HiTeen Magazine — Generasi Z punya cara unik dalam menjalani hidup. Mereka tumbuh di era serba digital, tapi tetap nggak lupa soal jati diri dan kesehatan mental. Bagi Gen Z, gaya hidup itu bukan cuma soal looks, tapi bagaimana tetap jadi diri sendiri dan tetap waras menghadapi kerasnya dunia.
Scroll media sosial sebentar saja, kita sudah bisa melihat warna-warni ekspresi mereka: fashion yang out of the box, tren musik yang cepat berubah, sampai gaya nongkrong yang seru tapi tetap low budget. Gen Z berani menciptakan tren, bukan sekadar meniru.
Teknologi juga jadi bagian penting kehidupan mereka. Mulai dari belajar online, cari cuan dari konten, sampai belanja via platform digital — semuanya bisa dilakukan hanya dengan ujung jari. Tapi menariknya, meski super melek teknologi, mereka justru semakin peduli dengan kesehatan mental. Istilah seperti self love dan healing jadi bagian dari keseharian.

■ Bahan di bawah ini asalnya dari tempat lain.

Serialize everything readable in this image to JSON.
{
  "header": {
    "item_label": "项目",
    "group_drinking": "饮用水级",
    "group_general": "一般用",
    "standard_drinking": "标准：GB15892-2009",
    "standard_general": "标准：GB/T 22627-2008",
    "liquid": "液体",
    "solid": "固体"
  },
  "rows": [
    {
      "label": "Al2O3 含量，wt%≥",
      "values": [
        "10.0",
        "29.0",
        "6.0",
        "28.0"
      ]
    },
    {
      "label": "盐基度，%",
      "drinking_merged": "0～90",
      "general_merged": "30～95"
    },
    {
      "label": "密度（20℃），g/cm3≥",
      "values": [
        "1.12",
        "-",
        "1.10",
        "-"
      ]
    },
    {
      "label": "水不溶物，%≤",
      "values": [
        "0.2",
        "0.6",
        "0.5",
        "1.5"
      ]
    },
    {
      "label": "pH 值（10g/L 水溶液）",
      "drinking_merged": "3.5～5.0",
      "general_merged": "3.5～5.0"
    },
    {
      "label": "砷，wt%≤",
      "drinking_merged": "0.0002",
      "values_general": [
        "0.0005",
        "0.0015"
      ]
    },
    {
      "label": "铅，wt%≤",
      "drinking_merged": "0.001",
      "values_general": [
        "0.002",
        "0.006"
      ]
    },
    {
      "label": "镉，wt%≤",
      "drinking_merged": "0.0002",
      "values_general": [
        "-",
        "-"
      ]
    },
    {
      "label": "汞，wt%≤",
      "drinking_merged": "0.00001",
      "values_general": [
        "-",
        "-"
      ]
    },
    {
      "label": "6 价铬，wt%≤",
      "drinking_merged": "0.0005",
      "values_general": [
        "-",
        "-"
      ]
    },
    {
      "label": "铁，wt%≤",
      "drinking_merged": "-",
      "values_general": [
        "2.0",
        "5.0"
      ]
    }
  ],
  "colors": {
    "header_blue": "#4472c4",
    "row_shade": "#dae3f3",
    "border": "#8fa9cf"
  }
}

Menurut beberapa survei, Gen Z lebih suka pengalaman daripada barang mahal. Traveling singkat, nonton konser, café hopping, atau ikut komunitas kreatif menjadi pilihan untuk recharge energi dan menambah jejaring sosial. Mereka percaya bahwa hidup harus dinikmati, bukan cuma dijalani.

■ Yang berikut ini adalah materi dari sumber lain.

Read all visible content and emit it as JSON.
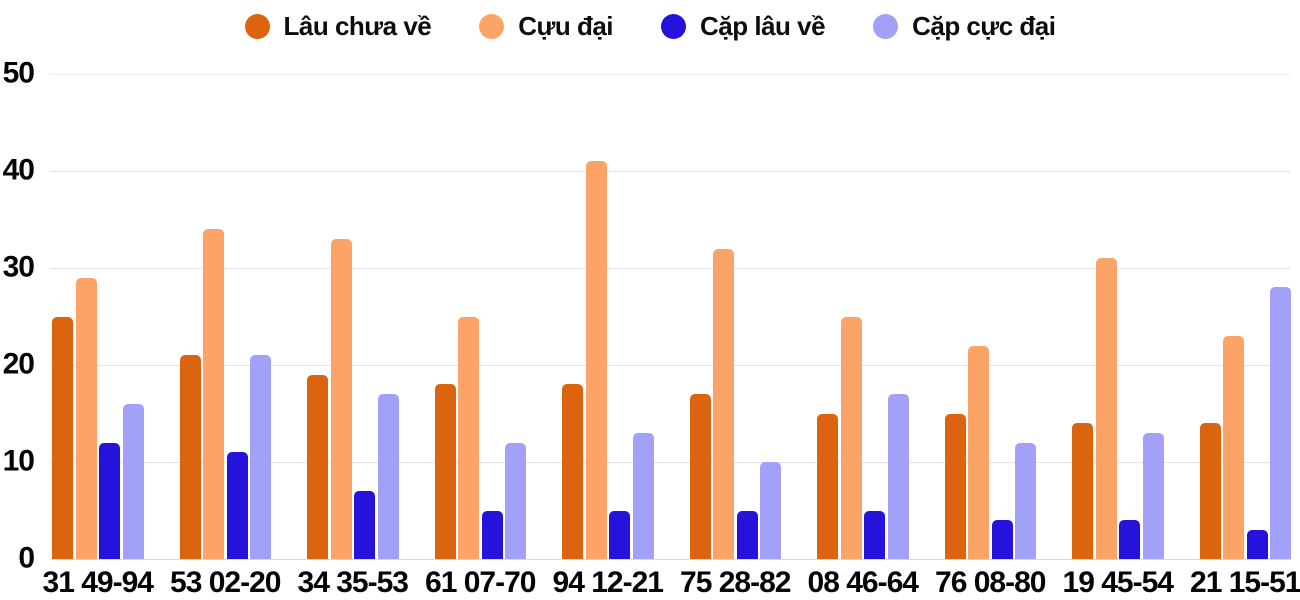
{
  "chart_data": {
    "type": "bar",
    "title": "",
    "xlabel": "",
    "ylabel": "",
    "ylim": [
      0,
      50
    ],
    "yticks": [
      0,
      10,
      20,
      30,
      40,
      50
    ],
    "grid": true,
    "legend_position": "top",
    "categories": [
      "31 49-94",
      "53 02-20",
      "34 35-53",
      "61 07-70",
      "94 12-21",
      "75 28-82",
      "08 46-64",
      "76 08-80",
      "19 45-54",
      "21 15-51"
    ],
    "series": [
      {
        "name": "Lâu chưa về",
        "color": "#DC640E",
        "values": [
          25,
          21,
          19,
          18,
          18,
          17,
          15,
          15,
          14,
          14
        ]
      },
      {
        "name": "Cựu đại",
        "color": "#FCA468",
        "values": [
          29,
          34,
          33,
          25,
          41,
          32,
          25,
          22,
          31,
          23
        ]
      },
      {
        "name": "Cặp lâu về",
        "color": "#2513DB",
        "values": [
          12,
          11,
          7,
          5,
          5,
          5,
          5,
          4,
          4,
          3
        ]
      },
      {
        "name": "Cặp cực đại",
        "color": "#A3A0F7",
        "values": [
          16,
          21,
          17,
          12,
          13,
          10,
          17,
          12,
          13,
          28
        ]
      }
    ]
  }
}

Tak hanya itu, gaya hidup sehat juga makin nempel dalam diri generasi ini. Banyak yang mulai rutin olahraga ringan seperti jogging, workout lewat video YouTube, sampai ikut kelas yoga. Pilihan makanan juga lebih variatif, mulai dari vegan, plant-based, sampai minuman sehat kekinian.

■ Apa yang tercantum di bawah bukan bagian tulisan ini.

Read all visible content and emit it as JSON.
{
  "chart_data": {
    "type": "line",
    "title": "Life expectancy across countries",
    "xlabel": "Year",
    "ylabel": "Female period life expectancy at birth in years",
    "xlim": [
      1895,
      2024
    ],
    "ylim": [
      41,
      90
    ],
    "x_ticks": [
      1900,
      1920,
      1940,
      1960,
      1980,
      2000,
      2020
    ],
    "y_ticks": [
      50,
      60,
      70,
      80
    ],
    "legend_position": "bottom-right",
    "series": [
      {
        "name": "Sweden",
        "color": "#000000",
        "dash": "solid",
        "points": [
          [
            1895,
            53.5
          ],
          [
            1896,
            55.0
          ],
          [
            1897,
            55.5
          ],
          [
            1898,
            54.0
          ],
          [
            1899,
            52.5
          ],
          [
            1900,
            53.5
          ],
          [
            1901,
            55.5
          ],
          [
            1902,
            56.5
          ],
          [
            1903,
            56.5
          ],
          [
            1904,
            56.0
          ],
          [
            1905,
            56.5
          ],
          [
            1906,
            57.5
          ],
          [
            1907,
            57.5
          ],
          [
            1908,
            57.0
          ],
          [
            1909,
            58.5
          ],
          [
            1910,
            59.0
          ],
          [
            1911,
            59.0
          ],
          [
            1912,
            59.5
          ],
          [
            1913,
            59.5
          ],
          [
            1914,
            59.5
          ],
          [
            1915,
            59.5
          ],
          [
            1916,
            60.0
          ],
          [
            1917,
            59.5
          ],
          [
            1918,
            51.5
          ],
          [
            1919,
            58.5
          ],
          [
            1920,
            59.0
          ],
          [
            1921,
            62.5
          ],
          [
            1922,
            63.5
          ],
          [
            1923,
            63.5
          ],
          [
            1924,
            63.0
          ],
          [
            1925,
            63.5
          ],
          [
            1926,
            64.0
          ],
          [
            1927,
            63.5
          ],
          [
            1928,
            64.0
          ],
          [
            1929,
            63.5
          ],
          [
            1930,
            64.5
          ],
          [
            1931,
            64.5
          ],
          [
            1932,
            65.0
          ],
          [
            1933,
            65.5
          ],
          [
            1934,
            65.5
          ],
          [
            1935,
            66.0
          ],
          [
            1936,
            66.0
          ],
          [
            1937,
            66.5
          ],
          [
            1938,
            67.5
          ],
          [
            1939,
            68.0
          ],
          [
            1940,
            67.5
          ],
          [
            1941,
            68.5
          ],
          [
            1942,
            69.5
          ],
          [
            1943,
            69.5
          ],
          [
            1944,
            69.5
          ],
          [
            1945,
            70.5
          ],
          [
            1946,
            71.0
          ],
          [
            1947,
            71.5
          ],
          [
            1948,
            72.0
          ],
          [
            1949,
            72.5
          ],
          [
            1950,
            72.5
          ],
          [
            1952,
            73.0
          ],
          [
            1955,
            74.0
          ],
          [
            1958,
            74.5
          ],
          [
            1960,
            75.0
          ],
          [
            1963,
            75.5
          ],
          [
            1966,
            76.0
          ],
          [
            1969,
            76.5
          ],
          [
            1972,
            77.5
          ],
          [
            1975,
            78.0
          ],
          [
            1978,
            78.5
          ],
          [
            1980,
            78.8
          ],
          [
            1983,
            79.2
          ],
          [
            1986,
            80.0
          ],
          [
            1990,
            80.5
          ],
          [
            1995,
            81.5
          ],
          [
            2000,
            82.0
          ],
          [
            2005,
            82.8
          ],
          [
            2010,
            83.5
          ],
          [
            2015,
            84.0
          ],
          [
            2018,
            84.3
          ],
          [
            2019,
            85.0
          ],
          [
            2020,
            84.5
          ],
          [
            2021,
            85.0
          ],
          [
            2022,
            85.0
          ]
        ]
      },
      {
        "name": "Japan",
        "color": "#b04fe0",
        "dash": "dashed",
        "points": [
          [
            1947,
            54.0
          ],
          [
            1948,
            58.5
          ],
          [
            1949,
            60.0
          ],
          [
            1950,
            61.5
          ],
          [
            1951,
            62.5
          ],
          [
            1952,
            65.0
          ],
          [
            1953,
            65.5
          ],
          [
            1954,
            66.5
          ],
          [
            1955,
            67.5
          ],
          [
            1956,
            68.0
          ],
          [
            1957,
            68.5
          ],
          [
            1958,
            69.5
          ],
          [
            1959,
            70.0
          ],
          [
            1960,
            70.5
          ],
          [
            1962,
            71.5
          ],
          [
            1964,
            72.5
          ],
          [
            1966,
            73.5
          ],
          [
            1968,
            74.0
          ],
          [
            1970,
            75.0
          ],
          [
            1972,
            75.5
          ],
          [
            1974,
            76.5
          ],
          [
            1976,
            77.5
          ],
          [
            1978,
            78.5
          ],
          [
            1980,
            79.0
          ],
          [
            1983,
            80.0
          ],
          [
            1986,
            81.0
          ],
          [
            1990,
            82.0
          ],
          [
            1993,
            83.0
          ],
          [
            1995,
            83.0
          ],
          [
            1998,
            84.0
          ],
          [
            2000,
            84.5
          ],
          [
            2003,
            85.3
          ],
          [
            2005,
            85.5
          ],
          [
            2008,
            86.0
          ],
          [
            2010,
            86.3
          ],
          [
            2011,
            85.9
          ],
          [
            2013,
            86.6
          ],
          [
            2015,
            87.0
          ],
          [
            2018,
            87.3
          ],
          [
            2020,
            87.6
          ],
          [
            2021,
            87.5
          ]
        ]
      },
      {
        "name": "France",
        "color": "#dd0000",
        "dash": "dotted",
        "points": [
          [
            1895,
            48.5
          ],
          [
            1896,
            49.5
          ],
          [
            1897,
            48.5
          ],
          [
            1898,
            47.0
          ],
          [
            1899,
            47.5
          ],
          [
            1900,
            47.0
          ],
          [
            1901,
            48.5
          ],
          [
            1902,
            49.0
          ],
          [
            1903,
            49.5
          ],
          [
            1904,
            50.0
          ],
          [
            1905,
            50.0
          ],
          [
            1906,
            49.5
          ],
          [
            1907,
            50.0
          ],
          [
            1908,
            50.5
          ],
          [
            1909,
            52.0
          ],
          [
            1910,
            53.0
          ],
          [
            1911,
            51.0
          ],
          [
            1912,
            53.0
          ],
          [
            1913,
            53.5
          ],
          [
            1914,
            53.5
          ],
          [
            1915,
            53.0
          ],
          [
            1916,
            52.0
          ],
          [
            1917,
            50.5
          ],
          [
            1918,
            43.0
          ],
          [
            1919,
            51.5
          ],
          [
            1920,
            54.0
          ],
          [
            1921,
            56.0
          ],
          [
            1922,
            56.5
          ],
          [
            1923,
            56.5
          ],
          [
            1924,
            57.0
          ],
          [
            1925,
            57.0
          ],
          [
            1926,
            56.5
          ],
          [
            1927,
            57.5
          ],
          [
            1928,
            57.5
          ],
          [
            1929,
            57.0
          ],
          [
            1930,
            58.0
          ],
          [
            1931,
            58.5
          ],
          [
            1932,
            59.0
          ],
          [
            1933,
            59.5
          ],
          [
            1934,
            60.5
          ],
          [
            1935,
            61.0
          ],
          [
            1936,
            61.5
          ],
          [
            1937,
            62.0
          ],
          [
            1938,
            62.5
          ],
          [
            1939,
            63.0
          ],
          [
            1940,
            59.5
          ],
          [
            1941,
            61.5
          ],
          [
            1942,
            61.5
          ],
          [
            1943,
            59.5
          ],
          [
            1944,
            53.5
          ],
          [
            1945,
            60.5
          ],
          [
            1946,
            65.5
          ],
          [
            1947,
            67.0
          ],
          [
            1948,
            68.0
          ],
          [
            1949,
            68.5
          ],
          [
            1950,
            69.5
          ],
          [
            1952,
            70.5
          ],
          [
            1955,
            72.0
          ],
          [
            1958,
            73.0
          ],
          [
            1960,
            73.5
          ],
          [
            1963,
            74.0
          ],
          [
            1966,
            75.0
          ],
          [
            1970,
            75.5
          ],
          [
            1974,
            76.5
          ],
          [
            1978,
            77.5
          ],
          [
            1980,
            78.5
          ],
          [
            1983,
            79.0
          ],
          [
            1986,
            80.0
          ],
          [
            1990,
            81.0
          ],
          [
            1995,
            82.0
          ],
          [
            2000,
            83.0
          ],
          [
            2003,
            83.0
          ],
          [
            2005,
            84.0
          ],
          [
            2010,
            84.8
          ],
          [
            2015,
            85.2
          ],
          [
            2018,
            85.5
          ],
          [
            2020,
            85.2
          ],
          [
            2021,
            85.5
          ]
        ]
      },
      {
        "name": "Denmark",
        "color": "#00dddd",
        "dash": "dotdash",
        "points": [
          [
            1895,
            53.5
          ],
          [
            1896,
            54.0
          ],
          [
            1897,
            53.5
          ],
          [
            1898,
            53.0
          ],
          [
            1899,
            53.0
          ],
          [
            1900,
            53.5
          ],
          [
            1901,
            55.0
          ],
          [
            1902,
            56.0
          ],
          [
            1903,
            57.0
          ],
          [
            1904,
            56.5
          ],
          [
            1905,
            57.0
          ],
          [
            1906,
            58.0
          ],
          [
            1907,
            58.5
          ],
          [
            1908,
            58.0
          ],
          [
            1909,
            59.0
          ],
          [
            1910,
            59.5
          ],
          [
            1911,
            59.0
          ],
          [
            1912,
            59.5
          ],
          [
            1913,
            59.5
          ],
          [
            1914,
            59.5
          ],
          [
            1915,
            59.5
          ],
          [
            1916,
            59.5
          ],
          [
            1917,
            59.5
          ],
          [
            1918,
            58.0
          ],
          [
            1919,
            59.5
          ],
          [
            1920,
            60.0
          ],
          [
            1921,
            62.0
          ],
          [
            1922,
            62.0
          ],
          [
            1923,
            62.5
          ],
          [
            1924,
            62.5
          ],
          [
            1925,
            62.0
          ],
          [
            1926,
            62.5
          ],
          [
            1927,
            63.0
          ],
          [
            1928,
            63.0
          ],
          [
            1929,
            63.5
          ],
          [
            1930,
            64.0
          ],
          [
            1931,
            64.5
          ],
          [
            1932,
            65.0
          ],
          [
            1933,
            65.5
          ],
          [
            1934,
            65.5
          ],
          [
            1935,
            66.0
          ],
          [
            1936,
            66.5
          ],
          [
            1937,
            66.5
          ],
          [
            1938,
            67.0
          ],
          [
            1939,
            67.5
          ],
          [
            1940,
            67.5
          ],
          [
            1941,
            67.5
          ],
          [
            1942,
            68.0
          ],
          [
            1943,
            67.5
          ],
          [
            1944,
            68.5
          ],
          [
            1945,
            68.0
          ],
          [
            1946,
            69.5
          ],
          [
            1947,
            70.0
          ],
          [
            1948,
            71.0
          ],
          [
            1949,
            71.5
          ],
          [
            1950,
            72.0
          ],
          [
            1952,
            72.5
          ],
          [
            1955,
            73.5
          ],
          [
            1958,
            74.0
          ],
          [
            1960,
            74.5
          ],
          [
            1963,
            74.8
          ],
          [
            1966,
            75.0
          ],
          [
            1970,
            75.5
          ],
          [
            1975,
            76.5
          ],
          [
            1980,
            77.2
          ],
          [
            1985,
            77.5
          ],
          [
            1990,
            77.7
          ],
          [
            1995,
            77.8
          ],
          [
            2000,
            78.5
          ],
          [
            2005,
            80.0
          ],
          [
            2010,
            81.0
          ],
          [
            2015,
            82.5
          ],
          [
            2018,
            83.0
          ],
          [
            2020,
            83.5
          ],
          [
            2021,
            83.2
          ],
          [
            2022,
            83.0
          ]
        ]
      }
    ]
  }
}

Gen Z adalah paket lengkap: kreatif, kritis, fleksibel, tapi tetap peduli sesama. Gaya hidup mereka mencerminkan masa depan — masa depan yang lebih terbuka, inklusif, dan penuh keberanian untuk menunjukkan siapa diri mereka sebenarnya.
Dengan semua keunikan ini, Gen Z bisa dibilang menjadi generasi paling berwarna sepanjang sejarah. Mereka hadir dengan satu pesan: “Be yourself, but better every day.”